To aid in the interpretation of health care agreements, the court laid down the following
guidelines in Philamcare Health Systems v. CA:

When the terms of an insurance contract contain limitations on liability, courts should
construe them in such a way as to preclude the insurer from non-compliance with his
obligation. Being a contract of adhesion, the terms of an insurance contract are to be
construed strictly against the party which prepared the contract – the insurer.

In this case, the court agrees with the CA that as may be gleaned from the Health Care Contract,
the parties to that contemplated the possibility of emergency care in a foreign country. As the contract
recognized Fortune Care’s liability for emergency treatments even in foreign territories, it expressly
limited its liability only insofar as the percentage of hospitalization and professional fees that must be
paid or reimbursed was concerned, pegged at a mere 80% of the approved standard charges.

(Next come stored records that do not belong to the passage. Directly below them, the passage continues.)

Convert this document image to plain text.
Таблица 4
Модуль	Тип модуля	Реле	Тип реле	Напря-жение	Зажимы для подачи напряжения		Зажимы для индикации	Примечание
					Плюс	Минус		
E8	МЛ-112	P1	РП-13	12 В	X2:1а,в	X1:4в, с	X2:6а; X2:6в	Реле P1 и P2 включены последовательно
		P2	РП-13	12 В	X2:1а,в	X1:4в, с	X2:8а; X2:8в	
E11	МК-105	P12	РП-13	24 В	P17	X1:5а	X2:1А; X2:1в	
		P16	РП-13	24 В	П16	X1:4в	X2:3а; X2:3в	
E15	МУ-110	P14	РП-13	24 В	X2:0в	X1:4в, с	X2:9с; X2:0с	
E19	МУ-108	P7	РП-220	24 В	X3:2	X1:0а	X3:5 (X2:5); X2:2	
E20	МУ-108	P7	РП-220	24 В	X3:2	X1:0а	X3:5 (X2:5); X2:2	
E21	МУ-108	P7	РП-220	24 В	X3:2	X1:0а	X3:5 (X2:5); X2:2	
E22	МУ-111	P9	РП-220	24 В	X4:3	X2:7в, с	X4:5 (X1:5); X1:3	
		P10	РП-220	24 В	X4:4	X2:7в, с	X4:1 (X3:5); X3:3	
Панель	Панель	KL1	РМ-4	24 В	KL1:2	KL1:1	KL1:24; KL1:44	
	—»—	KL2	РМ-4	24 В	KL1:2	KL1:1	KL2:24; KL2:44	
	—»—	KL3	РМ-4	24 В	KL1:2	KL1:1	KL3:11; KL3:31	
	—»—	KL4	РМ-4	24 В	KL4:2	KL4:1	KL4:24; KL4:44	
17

The word “standard,” as used in the cited stipulation, was vague and ambiguous, as it could be
susceptible to different meanings. Settled is the rule that ambiguities in a contract are interpreted
against the party that caused the ambiguity.
Moreover, the court finds no cogent reason to disturb the CA's finding that Fortune Care's
liability to Amorin under the subject Health Care Contract should be based on the expenses for hospital
and professional fees which he incurred and should not be limited by the amount that he would have
incurred had his emergency treatment been performed in an accredited hospital in the Philippines.

Hence, both cases were judged according to whether or not the plaintiff will receive insurance
from the defendant. The court favored the plaintiffs, namely, the late Ernani Trinos and his wife Julita
Trinos and David Robert U. Amorin. Both of the parties fall under the insurance policy of Philamcare
Health Systems, Inc and Fortune Medicare, Inc. Each of them will receive their reimbursements not
limited to the number of their expenses.